ただし、トランプ大統領は「交渉団は明日私に報告する予定で、私は(合意を)承認するかどうか決定する」とした。また、自身と習主席が互いに会いたいとし、「今年末までに」会談が行われる見通しを示した。

アメリカ側のベセント長官とジェイミソン・グリアー通商代表部(USTR)代表、中国側の何立峰国務院副首相など両国のハイレベル交渉団は前日からこの日までスウェーデン・ストックホルムで協議を行い、来月11日に失効する関税猶予措置を90日間追加延長する案などを話し合った。

中国代表団の一員である李成鋼商務部国際貿易交渉代表兼副部長は国営新華社通信に対し、「中米両国の合意(コンセンサス)に基づき、両国はアメリカの相互関税24%部分と中国の報復措置の継続猶予を進めることにした」とし、「双方が注目する重要議題について、深く率直かつ建設的な意見交換を行った」と語った。

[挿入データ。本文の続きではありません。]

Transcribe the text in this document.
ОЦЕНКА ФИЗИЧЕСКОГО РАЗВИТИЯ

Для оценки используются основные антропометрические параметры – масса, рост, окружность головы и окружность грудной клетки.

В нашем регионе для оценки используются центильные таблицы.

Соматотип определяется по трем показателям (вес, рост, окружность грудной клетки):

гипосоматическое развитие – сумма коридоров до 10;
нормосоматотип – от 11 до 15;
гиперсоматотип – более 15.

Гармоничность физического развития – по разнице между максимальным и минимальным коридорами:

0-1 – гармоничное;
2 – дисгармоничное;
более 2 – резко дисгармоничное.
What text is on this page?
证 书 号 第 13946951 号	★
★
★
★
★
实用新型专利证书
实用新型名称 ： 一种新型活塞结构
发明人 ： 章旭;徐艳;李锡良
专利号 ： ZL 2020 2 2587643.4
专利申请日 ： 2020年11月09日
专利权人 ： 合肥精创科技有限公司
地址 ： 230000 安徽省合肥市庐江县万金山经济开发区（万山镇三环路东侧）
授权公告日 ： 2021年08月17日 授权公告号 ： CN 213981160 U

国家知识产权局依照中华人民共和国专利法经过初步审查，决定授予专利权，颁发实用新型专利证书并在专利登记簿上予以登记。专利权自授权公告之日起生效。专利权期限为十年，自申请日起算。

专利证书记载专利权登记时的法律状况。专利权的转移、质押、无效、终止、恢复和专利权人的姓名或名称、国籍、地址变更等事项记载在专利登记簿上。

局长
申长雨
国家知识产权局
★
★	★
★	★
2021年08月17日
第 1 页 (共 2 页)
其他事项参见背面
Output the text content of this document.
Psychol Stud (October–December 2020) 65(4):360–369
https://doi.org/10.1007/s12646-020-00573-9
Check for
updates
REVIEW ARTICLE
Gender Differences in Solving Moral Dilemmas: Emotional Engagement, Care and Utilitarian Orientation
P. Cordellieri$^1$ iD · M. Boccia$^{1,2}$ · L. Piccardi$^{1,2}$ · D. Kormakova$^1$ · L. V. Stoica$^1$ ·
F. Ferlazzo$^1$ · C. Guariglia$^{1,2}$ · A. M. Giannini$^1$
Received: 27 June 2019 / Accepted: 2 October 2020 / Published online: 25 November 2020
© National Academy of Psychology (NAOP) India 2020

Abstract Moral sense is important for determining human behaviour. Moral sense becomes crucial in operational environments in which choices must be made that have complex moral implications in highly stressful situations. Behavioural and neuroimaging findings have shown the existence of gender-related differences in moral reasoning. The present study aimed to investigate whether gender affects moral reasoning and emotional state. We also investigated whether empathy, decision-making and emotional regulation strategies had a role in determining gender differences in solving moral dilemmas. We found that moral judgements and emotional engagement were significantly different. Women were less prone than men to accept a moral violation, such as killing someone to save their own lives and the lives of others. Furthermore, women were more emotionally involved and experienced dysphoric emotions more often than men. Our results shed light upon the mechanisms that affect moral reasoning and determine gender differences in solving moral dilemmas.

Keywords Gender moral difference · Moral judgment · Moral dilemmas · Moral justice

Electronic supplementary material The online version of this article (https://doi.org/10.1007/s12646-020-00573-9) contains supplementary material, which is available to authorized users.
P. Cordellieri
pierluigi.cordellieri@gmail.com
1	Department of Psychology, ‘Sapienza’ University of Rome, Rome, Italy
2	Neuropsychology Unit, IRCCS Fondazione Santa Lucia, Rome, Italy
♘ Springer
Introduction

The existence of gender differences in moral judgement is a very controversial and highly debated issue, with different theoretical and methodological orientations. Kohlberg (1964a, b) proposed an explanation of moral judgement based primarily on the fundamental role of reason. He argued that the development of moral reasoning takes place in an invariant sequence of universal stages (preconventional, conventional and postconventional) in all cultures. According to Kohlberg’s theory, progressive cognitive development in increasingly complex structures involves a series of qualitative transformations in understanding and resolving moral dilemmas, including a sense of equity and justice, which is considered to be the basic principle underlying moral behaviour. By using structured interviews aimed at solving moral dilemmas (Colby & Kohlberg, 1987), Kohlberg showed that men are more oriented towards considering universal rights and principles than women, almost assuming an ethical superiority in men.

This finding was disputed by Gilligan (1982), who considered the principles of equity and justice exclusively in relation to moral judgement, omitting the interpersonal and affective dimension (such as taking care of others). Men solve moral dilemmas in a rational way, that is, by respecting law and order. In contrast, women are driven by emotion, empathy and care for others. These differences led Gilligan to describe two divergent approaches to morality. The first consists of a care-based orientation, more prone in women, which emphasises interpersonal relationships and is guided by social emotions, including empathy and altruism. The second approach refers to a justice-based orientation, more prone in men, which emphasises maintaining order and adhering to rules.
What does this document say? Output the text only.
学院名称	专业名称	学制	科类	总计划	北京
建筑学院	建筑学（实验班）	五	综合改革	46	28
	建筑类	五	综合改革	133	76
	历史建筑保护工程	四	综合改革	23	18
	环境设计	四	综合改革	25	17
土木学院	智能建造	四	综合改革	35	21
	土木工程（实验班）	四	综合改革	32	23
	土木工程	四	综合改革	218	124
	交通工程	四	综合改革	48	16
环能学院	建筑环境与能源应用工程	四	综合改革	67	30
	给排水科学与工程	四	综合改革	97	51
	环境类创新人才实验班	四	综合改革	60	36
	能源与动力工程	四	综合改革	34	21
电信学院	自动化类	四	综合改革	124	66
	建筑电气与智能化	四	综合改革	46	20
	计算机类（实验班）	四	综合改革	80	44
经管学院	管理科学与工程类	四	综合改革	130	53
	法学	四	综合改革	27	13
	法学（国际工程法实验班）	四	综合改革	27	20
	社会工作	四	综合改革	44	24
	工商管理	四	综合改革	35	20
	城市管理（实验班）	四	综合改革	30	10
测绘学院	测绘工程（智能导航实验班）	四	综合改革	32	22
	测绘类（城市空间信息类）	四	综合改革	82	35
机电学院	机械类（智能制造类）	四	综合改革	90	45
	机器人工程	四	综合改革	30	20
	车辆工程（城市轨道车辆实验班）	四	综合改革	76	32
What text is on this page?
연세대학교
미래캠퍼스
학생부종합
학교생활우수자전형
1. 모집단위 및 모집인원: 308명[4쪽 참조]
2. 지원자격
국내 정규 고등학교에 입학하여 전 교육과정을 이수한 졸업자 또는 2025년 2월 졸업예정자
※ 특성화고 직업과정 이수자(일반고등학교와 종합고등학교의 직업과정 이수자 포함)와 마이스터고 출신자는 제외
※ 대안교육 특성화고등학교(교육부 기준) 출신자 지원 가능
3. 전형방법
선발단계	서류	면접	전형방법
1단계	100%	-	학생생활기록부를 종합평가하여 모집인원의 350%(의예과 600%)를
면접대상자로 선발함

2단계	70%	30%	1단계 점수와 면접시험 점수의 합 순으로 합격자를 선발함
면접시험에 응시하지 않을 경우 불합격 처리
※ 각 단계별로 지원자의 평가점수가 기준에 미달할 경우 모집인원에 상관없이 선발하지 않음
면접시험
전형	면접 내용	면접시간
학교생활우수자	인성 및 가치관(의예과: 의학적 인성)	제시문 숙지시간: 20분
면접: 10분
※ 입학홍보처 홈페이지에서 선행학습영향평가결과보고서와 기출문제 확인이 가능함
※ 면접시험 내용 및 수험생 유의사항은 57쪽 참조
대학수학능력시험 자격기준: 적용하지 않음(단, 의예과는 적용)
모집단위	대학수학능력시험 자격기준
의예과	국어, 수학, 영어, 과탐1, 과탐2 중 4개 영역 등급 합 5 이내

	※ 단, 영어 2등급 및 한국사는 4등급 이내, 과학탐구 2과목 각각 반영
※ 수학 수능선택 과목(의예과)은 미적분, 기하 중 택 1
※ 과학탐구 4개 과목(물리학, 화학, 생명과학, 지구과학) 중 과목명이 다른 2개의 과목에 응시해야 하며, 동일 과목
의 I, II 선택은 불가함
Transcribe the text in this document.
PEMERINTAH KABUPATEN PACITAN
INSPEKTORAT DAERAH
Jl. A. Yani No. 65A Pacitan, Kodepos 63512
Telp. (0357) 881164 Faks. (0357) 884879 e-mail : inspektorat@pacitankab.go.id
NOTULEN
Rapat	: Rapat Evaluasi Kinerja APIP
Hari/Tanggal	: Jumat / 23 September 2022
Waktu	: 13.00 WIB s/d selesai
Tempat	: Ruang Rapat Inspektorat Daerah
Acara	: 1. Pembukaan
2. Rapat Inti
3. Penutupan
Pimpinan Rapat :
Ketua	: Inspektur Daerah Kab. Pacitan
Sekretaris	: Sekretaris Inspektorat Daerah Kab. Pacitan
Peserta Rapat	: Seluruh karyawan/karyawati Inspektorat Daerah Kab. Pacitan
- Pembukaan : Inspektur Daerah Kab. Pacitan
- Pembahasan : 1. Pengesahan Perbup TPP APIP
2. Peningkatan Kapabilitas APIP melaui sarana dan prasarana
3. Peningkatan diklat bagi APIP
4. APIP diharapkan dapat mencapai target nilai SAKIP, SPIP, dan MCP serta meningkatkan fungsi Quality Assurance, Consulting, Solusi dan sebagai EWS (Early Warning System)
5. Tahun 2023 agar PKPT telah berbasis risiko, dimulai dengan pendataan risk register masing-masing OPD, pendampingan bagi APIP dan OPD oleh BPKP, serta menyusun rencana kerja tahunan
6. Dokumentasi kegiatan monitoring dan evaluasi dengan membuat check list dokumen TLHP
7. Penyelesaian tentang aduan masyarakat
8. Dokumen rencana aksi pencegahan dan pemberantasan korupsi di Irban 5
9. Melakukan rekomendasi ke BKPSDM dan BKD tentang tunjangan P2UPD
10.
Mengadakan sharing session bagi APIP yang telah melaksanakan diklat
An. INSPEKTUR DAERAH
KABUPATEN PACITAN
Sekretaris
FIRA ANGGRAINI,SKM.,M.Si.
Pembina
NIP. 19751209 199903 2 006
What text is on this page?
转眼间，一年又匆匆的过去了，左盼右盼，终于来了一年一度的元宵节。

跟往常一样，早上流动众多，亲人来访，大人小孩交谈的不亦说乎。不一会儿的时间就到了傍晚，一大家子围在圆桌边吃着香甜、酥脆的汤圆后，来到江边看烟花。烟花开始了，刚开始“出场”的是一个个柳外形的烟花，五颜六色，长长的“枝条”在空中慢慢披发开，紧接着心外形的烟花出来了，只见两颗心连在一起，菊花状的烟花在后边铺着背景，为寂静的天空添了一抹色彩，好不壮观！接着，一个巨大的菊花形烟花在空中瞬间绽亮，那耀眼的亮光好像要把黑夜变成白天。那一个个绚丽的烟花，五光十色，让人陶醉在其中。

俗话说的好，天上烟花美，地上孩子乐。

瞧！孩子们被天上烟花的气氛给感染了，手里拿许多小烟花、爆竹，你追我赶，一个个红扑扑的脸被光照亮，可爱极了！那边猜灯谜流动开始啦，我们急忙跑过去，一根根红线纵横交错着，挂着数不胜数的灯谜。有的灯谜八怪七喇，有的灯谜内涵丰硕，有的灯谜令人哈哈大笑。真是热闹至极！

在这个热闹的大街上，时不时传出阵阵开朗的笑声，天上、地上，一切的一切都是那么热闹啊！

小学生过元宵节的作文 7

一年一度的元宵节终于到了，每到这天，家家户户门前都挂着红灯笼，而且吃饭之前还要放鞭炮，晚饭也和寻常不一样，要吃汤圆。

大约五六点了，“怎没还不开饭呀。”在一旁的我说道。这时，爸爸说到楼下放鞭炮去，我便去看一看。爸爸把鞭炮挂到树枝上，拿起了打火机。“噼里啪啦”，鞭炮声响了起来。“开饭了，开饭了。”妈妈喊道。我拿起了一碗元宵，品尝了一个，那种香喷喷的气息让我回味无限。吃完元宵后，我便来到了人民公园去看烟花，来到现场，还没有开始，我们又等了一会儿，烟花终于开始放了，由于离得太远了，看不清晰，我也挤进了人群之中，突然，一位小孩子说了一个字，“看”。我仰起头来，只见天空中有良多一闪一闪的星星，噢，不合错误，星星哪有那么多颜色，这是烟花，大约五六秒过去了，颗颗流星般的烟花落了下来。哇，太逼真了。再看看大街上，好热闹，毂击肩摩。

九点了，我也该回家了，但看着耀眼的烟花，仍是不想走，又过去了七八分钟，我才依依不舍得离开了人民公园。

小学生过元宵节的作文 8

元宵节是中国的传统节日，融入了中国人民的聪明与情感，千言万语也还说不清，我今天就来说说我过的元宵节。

李副部長はさらに、「両国の経済・貿易チームは緊密に連絡を保ちつつ、経済・貿易課題について随時協議する」とし、「両国の経済・貿易関係の安定的かつ健全な発展を引き続き推進する」と付け加えた。

しかし、アメリカ側のグリアーUSTR代表は現地記者会見で「私たちはワシントンD.C.へ戻り、トランプ大統領と(米中交渉チーム間で暫定合意した事項が)望むものかどうか協議する」「現在(米中間で)協議が進行中だ」と発言した。

ベセント長官も、両側の協議は続くとし、トランプ大統領が承認の有無について最終決定を下すと述べた。彼は「トランプ大統領と私たちが協議するまでは何も合意されていない」とし、もしトランプ大統領が承認しない場合は対中関税が4月2日設定水準(34%)に戻るか、別途設定される可能性があるとした。

アメリカ側はまた、「関税休戦」を90日延長する案が現在協議されているオプションの一つであり、今後両国が90日以内に追加会談を行う可能性もあると明らかにした。